Primary care physicians can choose from two payment pathways in Medicare's new Quality Payment Program, but one of these tracks needs major reform if it is to meet CMS' goals of improving outcomes and reducing costs.
In its June report to Congress,(medpac.gov) the Medicare Payment Advisory Commission (MedPAC) made a detailed proposal to improve the Merit-based Incentive Payment System (MIPS) track by incorporating more patient outcomes while reducing the reporting burden on physicians. Physicians on the MIPS track as it stands now will be evaluated on quality, cost, practice improvement and use of electronic health records (EHRs).
The other track is the advanced alternative payment model (AAPM), through which physicians can qualify for higher incentive payments but also take on more risk. Physicians who successfully participate in an AAPM can earn a 5 percent incentive payment beginning in 2019 for delivering high-quality, coordinated and efficient care.
Some health policy analysts are skeptical that MIPS, as currently designed, will attract enough physicians to meet CMS' goals. MedPAC reported that the measurements used in MIPS will not distinguish between high- and low-performing practices, and that small differences in quality scores could produce a wide disparity in payment bonuses.
There are 275 quality measures in the MIPS program, and they primarily measure standards of care and processes -- such as whether a clinician ordered appropriate tests or followed clinical guidelines -- rather than outcomes.

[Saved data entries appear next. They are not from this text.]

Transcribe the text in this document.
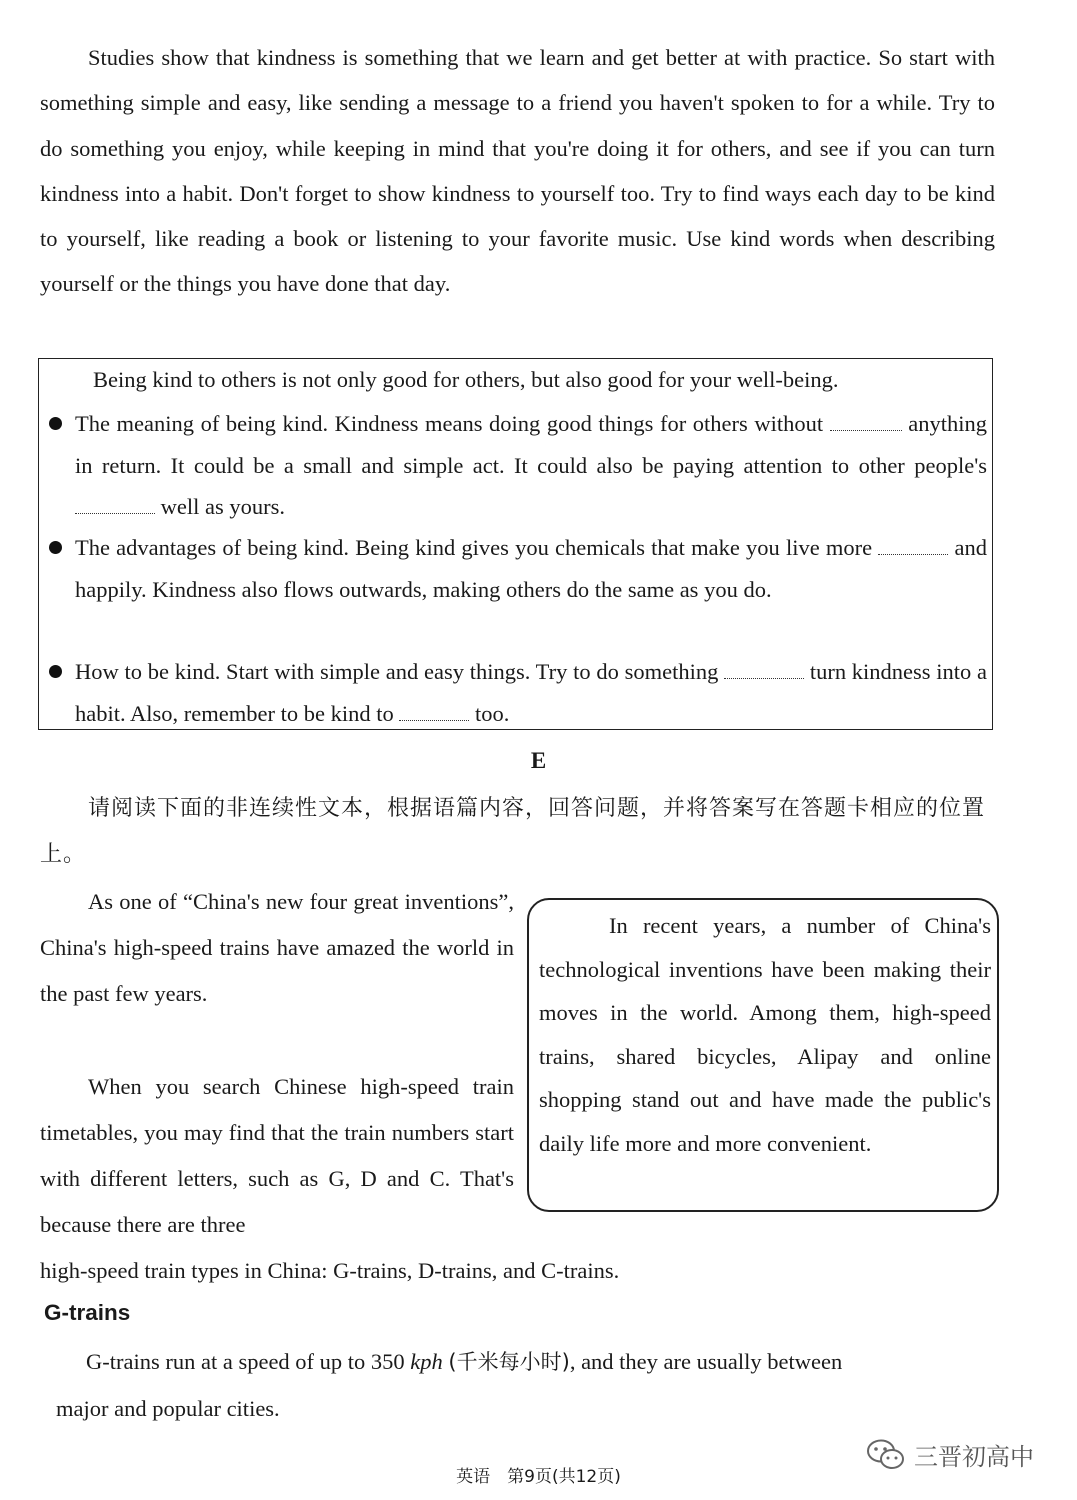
Studies show that kindness is something that we learn and get better at with practice. So start with something simple and easy, like sending a message to a friend you haven't spoken to for a while. Try to do something you enjoy, while keeping in mind that you're doing it for others, and see if you can turn kindness into a habit. Don't forget to show kindness to yourself too. Try to find ways each day to be kind to yourself, like reading a book or listening to your favorite music. Use kind words when describing yourself or the things you have done that day.

Being kind to others is not only good for others, but also good for your well-being.

The meaning of being kind. Kindness means doing good things for others without	anything in return. It could be a small and simple act. It could also be paying attention to other people's  well as yours.
The advantages of being kind. Being kind gives you chemicals that make you live more	and happily. Kindness also flows outwards, making others do the same as you do.
How to be kind. Start with simple and easy things. Try to do something	turn kindness into a habit. Also, remember to be kind to	too.

E

请阅读下面的非连续性文本，根据语篇内容，回答问题，并将答案写在答题卡相应的位置上。

As one of “China's new four great inventions”, China's high-speed trains have amazed the world in the past few years.

When you search Chinese high-speed train timetables, you may find that the train numbers start with different letters, such as G, D and C. That's because there are three

In recent years, a number of China's technological inventions have been making their moves in the world. Among them, high-speed trains, shared bicycles, Alipay and online shopping stand out and have made the public's daily life more and more convenient.

high-speed train types in China: G-trains, D-trains, and C-trains.

G-trains

G-trains run at a speed of up to 350 kph (千米每小时), and they are usually between

major and popular cities.

英语　第9页(共12页)

三晋初高中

Physicians can choose which measures to report. The degree of difficulty varies widely among categories, and the program is unlikely to meet goals if many physicians select measures in which a large percentage of practices score highly.
"Many of these measures are poorly linked to outcomes of importance for beneficiaries and the program and, instead, reinforce the incentive in fee-for-service (FFS) Medicare to provide more services than are clinically necessary," the report stated.
In addition, individual physicians typically have so few patients that qualify for each measure that it may not be possible to distinguish real differences in performance from sample noise.
"MIPS as presently designed is unlikely to succeed in helping beneficiaries choose clinicians, helping clinicians change practice patterns to improve value, or helping the Medicare program reward clinicians based on value," the report stated.
Instead, MedPAC recommended using more population-based outcome measurements and relying on claims data and survey results instead of physician reporting.
Rather than evaluating physicians on office processes that they must report to CMS, the proposal suggests changing MIPS so it uses claims data to score performance in population health categories of preventable hospital and ER visits, mortality and readmission rates after hospital stays, healthy days at home, patient experience, rates of low-value care and resource use.
These data would provide insight into the ambulatory care setting and the entire delivery system without requiring physicians to report data at all.
"The benefits of using population-based measures are significant," the report stated. "This approach sends clinicians a signal that they should view the care they provide as part of a continuum that crosses sectors and incorporates the totality of patient care. This perspective helps to counter the silo-driven FFS system that encourages providers to focus only on the services they directly provide."
One drawback, the report notes, is that such a change would not provide information on individual practice performance.
If the proposals in the report are adopted, it also could prompt physicians who do not want to be measured against their local performance group to join a virtual group of practices, which, in turn, could prepare them to join an accountable care organization or another AAPM.